A World of Books And a World of Wonder

Saturdays were special. They were my favorite day because I got to do my favorite thing. On Saturdays, I left the house at 8:30 in the morning, scurried down 10 gray wooden steps, hitting the bottom tread with a thump.

I turned left at the end of my street, then another left onto Bedford Street, my penny loafers clicking in a steady unbroken rhythm for a mile.

I was flanked on both sides by a continuous row of stone-faced shops, none more than two stories high, and my gaze finally fixed on the Ferguson Library and the half-moon marble steps of its children's entrance on the east side of the building. I loved those crescent steps because they were my ''wardrobe'' in the attic - and the Ferguson was my Narnia.

At 9 a.m. exactly, the children's librarian opened the doors. The first thing I noticed was the aroma of paper, which smelled faintly like the wood it was made from. Or so I imagined. It was actually the smell of old books, as if they absorbed the scents of all the people who handled them.

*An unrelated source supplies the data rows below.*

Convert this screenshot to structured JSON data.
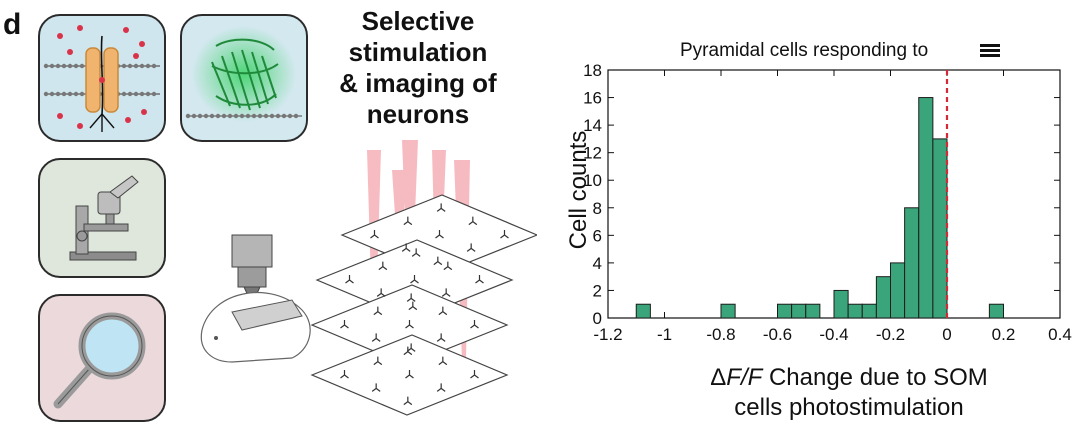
{
  "figure": {
    "panel_letter": "d",
    "illustration_title": [
      "Selective",
      "stimulation",
      "& imaging of",
      "neurons"
    ],
    "tile_icons": [
      "ion-channel-icon",
      "fluorescent-protein-icon",
      "microscope-icon",
      "magnifier-icon"
    ]
  },
  "chart_data": {
    "type": "bar",
    "title": "Pyramidal cells responding to",
    "title_icon": "stacked-bars-icon",
    "xlabel_prefix": "Δ",
    "xlabel_italic": "F/F",
    "xlabel_rest": " Change due to SOM",
    "xlabel_line2": "cells photostimulation",
    "ylabel": "Cell counts",
    "xlim": [
      -1.2,
      0.4
    ],
    "ylim": [
      0,
      18
    ],
    "xticks": [
      -1.2,
      -1,
      -0.8,
      -0.6,
      -0.4,
      -0.2,
      0,
      0.2,
      0.4
    ],
    "xtick_labels": [
      "-1.2",
      "-1",
      "-0.8",
      "-0.6",
      "-0.4",
      "-0.2",
      "0",
      "0.2",
      "0.4"
    ],
    "yticks": [
      0,
      2,
      4,
      6,
      8,
      10,
      12,
      14,
      16,
      18
    ],
    "ytick_labels": [
      "0",
      "2",
      "4",
      "6",
      "8",
      "10",
      "12",
      "14",
      "16",
      "18"
    ],
    "bin_width": 0.05,
    "bins": [
      {
        "start": -1.1,
        "count": 1
      },
      {
        "start": -0.8,
        "count": 1
      },
      {
        "start": -0.6,
        "count": 1
      },
      {
        "start": -0.55,
        "count": 1
      },
      {
        "start": -0.5,
        "count": 1
      },
      {
        "start": -0.4,
        "count": 2
      },
      {
        "start": -0.35,
        "count": 1
      },
      {
        "start": -0.3,
        "count": 1
      },
      {
        "start": -0.25,
        "count": 3
      },
      {
        "start": -0.2,
        "count": 4
      },
      {
        "start": -0.15,
        "count": 8
      },
      {
        "start": -0.1,
        "count": 16
      },
      {
        "start": -0.05,
        "count": 13
      },
      {
        "start": 0.15,
        "count": 1
      }
    ],
    "reference_line_x": 0,
    "bar_color": "#3aa57a",
    "bar_edge_color": "#1d1d1d",
    "reference_line_color": "#d62839",
    "grid": false
  }
}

When the doors shut behind me, the clattering footsteps, squealing brakes, and honking horns outside vanished. I was in my other world. Inside was a comforting quiet and a whispered reverence for the unbroken rule of silence in the library.

In my memory, the little postage-stamp-sized room was always sunny. Even on a rainy day, there was a certain brightness about the room. The thin brown carpet, which reminded me of a New England winter lawn, certainly didn't draw your focus away from what was the most important part of the room - the books.

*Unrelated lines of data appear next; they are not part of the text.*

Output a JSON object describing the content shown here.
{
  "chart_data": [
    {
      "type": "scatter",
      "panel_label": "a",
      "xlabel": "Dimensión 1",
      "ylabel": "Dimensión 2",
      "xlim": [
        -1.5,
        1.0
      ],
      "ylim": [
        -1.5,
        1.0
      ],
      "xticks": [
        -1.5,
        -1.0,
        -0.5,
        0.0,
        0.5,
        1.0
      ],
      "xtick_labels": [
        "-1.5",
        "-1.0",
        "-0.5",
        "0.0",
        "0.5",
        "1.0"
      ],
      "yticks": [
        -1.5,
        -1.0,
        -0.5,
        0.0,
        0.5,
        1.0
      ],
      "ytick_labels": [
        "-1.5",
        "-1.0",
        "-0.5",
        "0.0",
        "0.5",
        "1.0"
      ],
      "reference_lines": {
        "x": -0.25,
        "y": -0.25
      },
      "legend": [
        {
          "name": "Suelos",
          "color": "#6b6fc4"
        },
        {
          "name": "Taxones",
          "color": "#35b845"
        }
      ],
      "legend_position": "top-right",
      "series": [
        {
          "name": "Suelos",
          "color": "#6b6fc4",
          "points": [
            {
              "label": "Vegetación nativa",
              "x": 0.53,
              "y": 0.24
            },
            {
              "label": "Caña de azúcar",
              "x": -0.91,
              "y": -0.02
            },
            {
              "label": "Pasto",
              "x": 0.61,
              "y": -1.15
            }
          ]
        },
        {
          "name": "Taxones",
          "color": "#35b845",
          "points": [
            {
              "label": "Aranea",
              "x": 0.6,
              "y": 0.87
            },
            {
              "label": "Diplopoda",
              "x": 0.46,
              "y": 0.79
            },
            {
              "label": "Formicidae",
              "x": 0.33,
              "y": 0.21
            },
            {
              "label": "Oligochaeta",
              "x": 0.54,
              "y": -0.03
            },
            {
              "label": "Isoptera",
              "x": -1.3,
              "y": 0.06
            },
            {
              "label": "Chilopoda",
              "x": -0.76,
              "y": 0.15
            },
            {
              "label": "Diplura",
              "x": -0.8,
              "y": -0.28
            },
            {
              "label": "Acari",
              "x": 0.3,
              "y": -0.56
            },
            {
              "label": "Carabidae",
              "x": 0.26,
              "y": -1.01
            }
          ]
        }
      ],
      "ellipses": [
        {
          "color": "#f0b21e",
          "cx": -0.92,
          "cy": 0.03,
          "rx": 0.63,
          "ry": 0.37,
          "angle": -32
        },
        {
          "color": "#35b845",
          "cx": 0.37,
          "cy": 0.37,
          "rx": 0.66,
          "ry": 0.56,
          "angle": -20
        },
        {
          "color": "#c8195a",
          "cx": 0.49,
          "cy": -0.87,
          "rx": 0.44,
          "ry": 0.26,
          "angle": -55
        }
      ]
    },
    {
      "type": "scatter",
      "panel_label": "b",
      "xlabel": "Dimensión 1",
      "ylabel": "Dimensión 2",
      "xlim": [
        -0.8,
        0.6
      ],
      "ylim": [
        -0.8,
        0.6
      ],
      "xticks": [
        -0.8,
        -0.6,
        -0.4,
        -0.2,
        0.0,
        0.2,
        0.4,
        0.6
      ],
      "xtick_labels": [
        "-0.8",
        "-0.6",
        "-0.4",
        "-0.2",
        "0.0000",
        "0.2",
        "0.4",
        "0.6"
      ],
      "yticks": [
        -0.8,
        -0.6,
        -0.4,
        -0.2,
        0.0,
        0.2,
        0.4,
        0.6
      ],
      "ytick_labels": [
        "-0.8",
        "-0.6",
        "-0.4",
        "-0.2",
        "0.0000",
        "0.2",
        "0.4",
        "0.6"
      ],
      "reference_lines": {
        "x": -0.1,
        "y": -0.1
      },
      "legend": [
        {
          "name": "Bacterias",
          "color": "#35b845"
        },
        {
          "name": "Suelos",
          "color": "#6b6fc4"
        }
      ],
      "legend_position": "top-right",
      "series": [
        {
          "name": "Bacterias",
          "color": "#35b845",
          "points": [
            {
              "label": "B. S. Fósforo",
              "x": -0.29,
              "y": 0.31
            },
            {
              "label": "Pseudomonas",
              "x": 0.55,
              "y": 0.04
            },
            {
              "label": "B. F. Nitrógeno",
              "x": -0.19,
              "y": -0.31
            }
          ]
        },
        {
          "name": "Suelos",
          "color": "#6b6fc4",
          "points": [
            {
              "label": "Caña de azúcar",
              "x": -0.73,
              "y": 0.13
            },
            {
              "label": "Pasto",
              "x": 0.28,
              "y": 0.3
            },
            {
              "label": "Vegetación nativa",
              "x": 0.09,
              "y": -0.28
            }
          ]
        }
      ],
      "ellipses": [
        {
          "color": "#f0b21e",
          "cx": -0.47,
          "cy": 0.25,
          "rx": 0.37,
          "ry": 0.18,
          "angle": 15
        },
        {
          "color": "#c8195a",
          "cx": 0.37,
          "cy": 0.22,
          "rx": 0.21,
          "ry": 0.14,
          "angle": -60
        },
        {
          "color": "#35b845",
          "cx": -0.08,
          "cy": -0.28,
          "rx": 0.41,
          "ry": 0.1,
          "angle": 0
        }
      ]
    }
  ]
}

They were everywhere - warming the cold steel shelves below window after window, in cases, lining rows in the middle of the room. Row after row of book spines peeked at me - some short, some tall, some skinny, and others fat. I wanted to devour them all. I loved everything about them: their scent; their weight in my hands; the red, green, brown, and blue covers in contrast with the black-and-white pages.

I opened each book I picked up, sniffed it, and let my fingertips gingerly glide over the pages; if I closed my eyes, I could almost feel the letters. I turned the pages slowly, anticipating the magic I would find. It was always there. Reading never let me down.

When I had my four-book limit - a limit, I might add, that I found stingy - I carried them to the librarian's desk and carefully placed them down by the ''Check out here'' sign. Digging into my pocket, I found the most treasured thing I owned - my library card.

It was a 2-by-3-in. piece of thick white paper with the library's name, my name, address, card number, and expiration date. It even had its own manila envelope that the card slid into. I took the responsibility of placing my card into its slipcover very seriously.

This was my ticket to the world - to life, people, and places that now belonged to me and that I could be a part of. Reading wasn't just learning, it was breathing, seeing, and touching. It was being alive.

As I look back, the glorious voyage that reading and those books gave me has never ended. I left the door to my ''wardrobe'' open so I could always return. The adventures are still there. So is the excitement, the mystery, the joy - and all the wonders of the world - every time I pick up a book.

Just think, it all started with those Saturday walks to the library.